The simplest approach to breaking up text is fixed-size chunking, splitting a document every few bytes or by character count, but as this takes no account of the semantic content it rarely works well. At the other end of the spectrum is an automated agent-based chunking, where machine learning takes care of the process based on context and meaning, but really it's horses for courses said Anuff.

"If I'm working with a legal firm I might have a bunch of lawyers working with my programmers to define how to extract the structure of a legal contract and chunk it. They can identify all the different variants, and you can build a set of rules and get very good results from that. That's called a domain-specific chunking strategy, and there are a bunch of specialized software companies that do this."

On the other hand, for the majority of cases where documents are more varied and less structured than legal contracts, you want to automate it with agent-based chunking, "where the agent looks at the document and says 'Okay, in this particular case, we'll want to break it up this way, and then this way'."

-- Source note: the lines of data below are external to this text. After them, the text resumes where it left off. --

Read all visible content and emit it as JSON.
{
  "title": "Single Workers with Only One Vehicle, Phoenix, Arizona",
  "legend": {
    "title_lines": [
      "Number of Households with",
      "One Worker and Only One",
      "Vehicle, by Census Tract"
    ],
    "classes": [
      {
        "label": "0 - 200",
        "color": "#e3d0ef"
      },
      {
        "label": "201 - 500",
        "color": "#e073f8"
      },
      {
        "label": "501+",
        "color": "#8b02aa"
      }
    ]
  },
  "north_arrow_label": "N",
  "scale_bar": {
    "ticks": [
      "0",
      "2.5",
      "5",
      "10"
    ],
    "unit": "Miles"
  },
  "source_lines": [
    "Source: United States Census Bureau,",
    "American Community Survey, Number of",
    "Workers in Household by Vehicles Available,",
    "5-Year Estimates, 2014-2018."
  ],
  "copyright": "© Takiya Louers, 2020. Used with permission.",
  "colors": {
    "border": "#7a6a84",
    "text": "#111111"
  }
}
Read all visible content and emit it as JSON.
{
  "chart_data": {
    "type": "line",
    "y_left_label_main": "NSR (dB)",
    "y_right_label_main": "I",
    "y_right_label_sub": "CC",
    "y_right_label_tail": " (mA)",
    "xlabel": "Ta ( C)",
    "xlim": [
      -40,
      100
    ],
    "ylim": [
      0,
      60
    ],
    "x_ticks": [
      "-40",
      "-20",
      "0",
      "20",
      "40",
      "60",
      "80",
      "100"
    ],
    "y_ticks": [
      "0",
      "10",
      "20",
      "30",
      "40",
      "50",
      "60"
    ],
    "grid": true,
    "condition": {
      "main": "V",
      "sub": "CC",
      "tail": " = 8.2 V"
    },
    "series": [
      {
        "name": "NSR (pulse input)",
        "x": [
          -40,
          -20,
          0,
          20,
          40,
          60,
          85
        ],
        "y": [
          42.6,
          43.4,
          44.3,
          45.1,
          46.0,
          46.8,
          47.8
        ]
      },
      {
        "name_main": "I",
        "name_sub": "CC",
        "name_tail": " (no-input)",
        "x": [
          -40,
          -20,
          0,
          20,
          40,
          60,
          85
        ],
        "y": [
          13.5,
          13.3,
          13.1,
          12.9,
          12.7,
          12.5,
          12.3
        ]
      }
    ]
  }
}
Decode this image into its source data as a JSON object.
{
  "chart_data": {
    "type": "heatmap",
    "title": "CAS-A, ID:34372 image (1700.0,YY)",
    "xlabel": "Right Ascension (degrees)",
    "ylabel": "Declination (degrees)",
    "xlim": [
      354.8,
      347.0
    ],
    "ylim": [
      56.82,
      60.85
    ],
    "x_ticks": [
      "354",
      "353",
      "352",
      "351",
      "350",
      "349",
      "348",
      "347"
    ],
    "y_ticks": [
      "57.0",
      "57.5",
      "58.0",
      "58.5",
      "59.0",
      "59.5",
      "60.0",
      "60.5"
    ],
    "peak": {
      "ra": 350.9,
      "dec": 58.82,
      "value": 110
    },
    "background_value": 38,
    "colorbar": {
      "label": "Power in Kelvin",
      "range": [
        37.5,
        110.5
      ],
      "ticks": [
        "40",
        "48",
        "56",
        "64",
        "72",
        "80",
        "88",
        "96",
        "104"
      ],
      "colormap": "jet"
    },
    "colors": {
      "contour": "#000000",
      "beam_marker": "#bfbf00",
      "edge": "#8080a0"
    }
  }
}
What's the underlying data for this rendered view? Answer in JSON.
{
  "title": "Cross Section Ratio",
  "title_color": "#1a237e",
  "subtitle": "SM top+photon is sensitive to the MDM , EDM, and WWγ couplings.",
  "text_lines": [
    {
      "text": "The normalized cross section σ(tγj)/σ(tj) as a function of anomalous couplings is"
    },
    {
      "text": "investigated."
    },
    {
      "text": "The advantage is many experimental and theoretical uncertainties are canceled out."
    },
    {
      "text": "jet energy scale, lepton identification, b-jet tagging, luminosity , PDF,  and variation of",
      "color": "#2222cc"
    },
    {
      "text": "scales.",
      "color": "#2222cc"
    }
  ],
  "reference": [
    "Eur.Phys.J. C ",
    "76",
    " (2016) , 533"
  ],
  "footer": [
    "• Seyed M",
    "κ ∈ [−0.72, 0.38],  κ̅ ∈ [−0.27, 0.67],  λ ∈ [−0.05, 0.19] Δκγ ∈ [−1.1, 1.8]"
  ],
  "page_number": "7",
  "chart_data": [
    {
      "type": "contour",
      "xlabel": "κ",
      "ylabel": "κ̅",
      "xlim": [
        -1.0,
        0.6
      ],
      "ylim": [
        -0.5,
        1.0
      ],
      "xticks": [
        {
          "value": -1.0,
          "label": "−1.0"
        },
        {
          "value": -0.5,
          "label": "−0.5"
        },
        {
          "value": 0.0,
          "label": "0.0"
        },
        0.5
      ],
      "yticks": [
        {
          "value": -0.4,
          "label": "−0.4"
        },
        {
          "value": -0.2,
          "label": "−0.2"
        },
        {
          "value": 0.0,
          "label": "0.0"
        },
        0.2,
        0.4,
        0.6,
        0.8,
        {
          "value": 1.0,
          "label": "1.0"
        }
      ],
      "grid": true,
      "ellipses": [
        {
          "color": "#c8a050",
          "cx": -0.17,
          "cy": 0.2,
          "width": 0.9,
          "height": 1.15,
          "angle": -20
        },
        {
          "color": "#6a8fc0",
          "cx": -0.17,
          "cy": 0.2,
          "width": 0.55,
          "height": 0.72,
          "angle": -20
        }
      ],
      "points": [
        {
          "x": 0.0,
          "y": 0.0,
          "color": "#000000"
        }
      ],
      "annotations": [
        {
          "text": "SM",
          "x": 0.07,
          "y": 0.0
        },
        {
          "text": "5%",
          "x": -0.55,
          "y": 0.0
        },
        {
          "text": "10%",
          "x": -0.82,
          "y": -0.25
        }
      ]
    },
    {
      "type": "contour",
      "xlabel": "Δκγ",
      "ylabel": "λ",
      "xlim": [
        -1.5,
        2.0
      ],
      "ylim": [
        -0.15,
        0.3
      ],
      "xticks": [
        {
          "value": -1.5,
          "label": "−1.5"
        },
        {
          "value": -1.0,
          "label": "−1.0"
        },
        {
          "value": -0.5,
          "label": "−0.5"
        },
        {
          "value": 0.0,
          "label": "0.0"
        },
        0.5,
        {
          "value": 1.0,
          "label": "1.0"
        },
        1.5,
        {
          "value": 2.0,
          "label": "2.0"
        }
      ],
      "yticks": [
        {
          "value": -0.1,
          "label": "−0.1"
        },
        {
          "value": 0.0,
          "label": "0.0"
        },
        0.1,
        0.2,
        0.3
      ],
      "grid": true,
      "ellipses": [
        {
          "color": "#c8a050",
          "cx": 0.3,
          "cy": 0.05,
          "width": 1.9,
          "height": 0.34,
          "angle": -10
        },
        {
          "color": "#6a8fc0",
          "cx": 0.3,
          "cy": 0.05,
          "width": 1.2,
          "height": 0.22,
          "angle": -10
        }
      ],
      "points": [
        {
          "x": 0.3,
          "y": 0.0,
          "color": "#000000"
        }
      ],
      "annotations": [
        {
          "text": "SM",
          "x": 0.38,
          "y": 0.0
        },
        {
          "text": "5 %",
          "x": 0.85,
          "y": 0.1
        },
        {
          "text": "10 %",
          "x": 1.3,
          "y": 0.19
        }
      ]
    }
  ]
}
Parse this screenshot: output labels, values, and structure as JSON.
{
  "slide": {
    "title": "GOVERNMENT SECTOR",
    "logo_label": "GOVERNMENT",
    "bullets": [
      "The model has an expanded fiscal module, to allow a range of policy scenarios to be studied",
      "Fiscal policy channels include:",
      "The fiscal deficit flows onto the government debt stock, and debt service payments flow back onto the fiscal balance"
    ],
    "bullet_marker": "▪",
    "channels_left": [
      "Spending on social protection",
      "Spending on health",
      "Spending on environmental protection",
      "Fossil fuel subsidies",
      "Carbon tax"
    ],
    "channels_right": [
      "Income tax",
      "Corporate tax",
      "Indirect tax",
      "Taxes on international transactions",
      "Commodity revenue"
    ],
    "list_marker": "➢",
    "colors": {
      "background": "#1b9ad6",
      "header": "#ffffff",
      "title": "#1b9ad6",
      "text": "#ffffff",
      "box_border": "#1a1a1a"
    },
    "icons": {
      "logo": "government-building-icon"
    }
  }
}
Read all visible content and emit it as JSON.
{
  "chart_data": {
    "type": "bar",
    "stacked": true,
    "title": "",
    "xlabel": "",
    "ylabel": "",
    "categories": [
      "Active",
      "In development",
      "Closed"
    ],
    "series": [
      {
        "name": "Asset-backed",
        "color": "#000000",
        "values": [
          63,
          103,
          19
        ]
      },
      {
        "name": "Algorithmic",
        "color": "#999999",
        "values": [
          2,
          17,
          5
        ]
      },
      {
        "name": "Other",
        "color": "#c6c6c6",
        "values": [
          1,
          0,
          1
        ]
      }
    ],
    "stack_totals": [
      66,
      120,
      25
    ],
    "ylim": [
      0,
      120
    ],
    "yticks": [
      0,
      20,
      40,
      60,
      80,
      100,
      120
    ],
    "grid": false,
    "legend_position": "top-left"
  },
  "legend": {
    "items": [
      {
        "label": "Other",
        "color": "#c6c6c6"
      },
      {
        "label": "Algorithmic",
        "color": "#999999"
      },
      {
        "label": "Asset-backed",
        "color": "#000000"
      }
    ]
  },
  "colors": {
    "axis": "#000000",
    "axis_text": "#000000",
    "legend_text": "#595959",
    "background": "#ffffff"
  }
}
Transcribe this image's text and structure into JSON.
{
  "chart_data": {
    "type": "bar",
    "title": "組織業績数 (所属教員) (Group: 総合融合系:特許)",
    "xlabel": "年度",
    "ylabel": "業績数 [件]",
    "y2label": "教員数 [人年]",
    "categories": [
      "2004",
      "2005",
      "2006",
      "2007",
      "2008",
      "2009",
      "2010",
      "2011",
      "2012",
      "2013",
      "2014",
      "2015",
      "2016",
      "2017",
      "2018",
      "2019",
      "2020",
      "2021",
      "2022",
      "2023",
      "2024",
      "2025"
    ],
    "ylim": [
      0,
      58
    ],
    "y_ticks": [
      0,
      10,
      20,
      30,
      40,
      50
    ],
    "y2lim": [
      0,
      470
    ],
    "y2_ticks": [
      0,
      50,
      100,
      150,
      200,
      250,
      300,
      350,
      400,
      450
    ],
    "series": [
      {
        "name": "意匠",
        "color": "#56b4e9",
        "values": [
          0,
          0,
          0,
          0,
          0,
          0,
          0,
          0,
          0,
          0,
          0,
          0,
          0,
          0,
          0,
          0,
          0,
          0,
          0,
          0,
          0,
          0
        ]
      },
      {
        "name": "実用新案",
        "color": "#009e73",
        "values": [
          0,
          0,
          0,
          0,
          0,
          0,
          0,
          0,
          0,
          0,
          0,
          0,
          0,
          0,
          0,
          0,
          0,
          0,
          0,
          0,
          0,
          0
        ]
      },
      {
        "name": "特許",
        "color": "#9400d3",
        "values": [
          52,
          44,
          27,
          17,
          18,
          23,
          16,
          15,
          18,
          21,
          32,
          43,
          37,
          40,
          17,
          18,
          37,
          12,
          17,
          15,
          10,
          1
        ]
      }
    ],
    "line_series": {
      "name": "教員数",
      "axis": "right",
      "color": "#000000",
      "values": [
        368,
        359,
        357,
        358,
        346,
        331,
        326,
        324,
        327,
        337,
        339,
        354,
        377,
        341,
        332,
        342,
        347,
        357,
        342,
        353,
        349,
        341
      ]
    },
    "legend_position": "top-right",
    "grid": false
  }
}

Frameworks and toolkits are emerging to do this, including unstructured.io, LlamaIndex and Langchain, all of which index data in different ways, such as semantic chunking and recursive splitting.

RAG hell

Chunking strategy is an evolving field, and as such it has become a bit of a bottleneck for AI development, Anuff said. The law of garbage in garbage out still applies, and bad chunking strategy will lead to poor results in a way that's very hard to understand. A new inferno has been born, joining dependency hell, callback hell and scope hell to create fresh torment for developers - RAG hell.

"We're talking to projects and they're, like, we're in RAG hell right now. What they've done is a naive implementation. They've done fixed size chunking or something out of the box, loaded up their data, and they're getting very bad results."

Avoiding descent into RAG hell means thinking carefully about the chunking strategy at the start, not after the fact.

DataStax, which offers its own vector database Astra DB, is partnering with a number of players and projects, including some of those mentioned above, to build a stack that will allow users to chuck in a document or, more likely, thousands of documents, and have them optimally chunked with a minimum of fuss.

"We're doing this because we're in the business of selling databases," Anuff said. "The sooner they get chunking done the sooner they can build applications and the more they're going to use our database."